Lacan descreveu a dor referindo-se à arquitetura do Barroco. O Barroco é o título dado a uma tendência da arquitetura, da arte, da dança e da literatura que dominou os séculos XVI-XVIII. Esta tendência foi caracterizada pela complexidade, mesclando contrastes, movimento e drama. Um dos artistas barrocos mais conhecidos é Giovanni Lorenzo Bernini, cujas esculturas tratavam do prazer e da sexualidade feminina e procuravam captar o clímax do ato sexual e o momento de êxtase. A época barroca interessou a Lacan e ele muito se ocupou da obra de Bernini sobre Santa Teresa, situada na Capela Cornaro, Santa Maria della Vittoria em Roma, considerada uma das mais famosas obras de arte barroca.
Em pelo menos dois seminários de seu ensino – Seminário 7, A Ética da Psicanálise (1959-1960), e no Seminário 20, mais ainda (1972-1973) – Lacan usou a arquitetura barroca para demonstrar como o excesso de dor está aprisionado no corpo incapaz de liberá-lo. Esta arquitetura destaca o paradoxo da pedra imóvel e da vivacidade, presas entre si. Lacan usou essa metáfora para descrever a dor mental do torturado. Ele refutou a ideia de dor apenas como um produto da atividade sensorial corporal e atribuiu-a a um domínio da existência, aquele a partir do qual o ser falante, o parlêtre, não tem como escapar (Seminário 7). No Seminário 20, Lacan remeteu seu público especificamente à estátua de Santa Teresa de Bernini, que demonstra seu gozo: “Basta ir a Roma e olhar a estátua de Bernini para perceber imediatamente que ela goza [qu’elle jouit], não há dúvida sobre isso. E do que ela está gozando?” (1972-1973). Pode-se concluir das afirmações de Lacan neste seminário que ele vincula a dor ao gozo feminino e, portanto, atribui à dor algo da ordem do infinito.

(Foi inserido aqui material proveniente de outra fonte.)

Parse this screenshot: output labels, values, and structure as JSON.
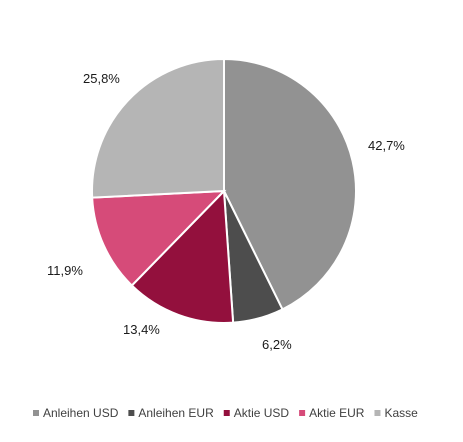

Sua experiência de êxtase religioso ao encontrar o anjo é descrita em sua autobiografia, A vida de Teresa de Jesus (1515–1582), da seguinte forma:
“Vi em sua mão uma longa lança de ouro e, na ponta do ferro, parecia haver um pequeno fogo. Ele me pareceu estar empurrando-o às vezes em meu coração e perfurando minhas próprias entranhas; quando ele puxou para fora, ele parecia atraí-los também, e me deixar toda em chamas com um grande amor de Deus. A dor era tão grande que me fez gemer; e, no entanto, tão extraordinária era a doçura dessa dor excessiva, que eu não podia querer me livrar dela. A alma está satisfeita agora com nada menos que Deus. A dor não é corporal, mas espiritual; embora o corpo tenha sua parte nele.”
Pensei ser interessante entender por que razão Lacan atribuía a dor ao gozo feminino. E que tipo de dor é essa?
O gozo fálico, sendo delimitado pelo significante, é o gozo de um órgão. O gozo que traz a marca do discurso. Já o gozo feminino, o outro gozo, não é complementar ao gozo fálico, mas outro em relação a ele, desmedido, e assim Lacan o colocou fora do significante. Esse não é o gozo genital ou o gozo direcionado para o objeto, semelhante ao gozo fálico. É um gozo que não se limita ao significante, não tem objeto, é infinito e é atribuído a uma mulher ou a qualquer pessoa que se encontre numa posição feminina. Ou seja, todos os seres falantes, todos os parlêtres, estejam ou não dotados de características biológicas masculinas.
No entanto, gostaria de sugerir que a dor é uma espécie de apresentação ou fenômeno sensorial que representa apegar-se ao significante e ao gozo de um órgão. Ao passar pela dor no sentido de atravessá-la, não se apegando a ela, poderia sugerir tempo e espaço pertencentes a um outro tipo de tempo e ao espaço infinito do gozo feminino. Assim, a presença da dor, mesmo que vivida como infinita, localiza-se em um órgão do corpo e pertence ao gozo fálico. Essa afirmação corrobora o fato de que o gozo feminino, quando delimitado pelo sinthoma, pode ser um limite ao gozo fálico e até mesmo torná-lo inútil.